Ever since she joined the New York Times last summer, Ruth Graham has been breaking stories left and right. Yesterday’s revelation of a revered Christian adoption agency agreeing to allow in gay parents is the latest of many.
Judging by her piece — and those of several other outlets — the decision must have been known for several days but was embargoed until that all-important email went out to the ministry’s staff.
Ever since the Supreme Court legalized gay marriage in 2015, it was only a matter of time before these newly legalized couples wanted to adopt kids.
This time around, state officials could be supporting them and any agency not complying would stand to lose financially big time. The story begins:
One of the country’s largest adoption and foster care agencies, Bethany Christian Services, announced on Monday that it would begin providing services to L.G.B.T.Q. parents nationwide effective immediately, a major inflection point in the fraught battle over many faith-based agencies’ longstanding opposition to working with same-sex couples.
Bethany, a Michigan-based evangelical organization, announced the change in an email to about 1,500 staff members that was signed by Chris Palusky, the organization’s president and chief executive. “We will now offer services with the love and compassion of Jesus to the many types of families who exist in our world today,” Mr. Palusky wrote. “We’re taking an ‘all hands on deck’ approach where all are welcome.”

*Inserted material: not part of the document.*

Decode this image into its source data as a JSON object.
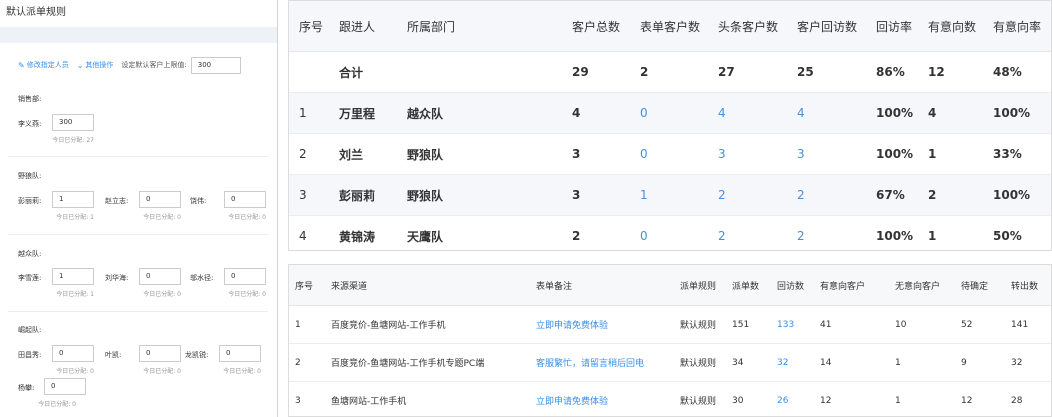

What that means is that the amount of orphans is so great and the number of available parents are so few, that anyone available –- even if gay, single, older, etc. –- is needed to adopt these kids.
The announcement is a significant departure for the 77-year-old organization, which is the largest Protestant adoption and foster agency in the United States. Bethany facilitated 3,406 foster placements and 1,123 adoptions in 2019, and has offices in 32 states. (The organization also works in refugee placement, and offers other services related to child and family welfare.) Previously, openly gay prospective foster and adoptive parents in most states were referred to other agencies.
The decision comes amid a high-stakes cultural and legal battle that features questions about sexuality, religious freedom, parenthood, family structure and theology.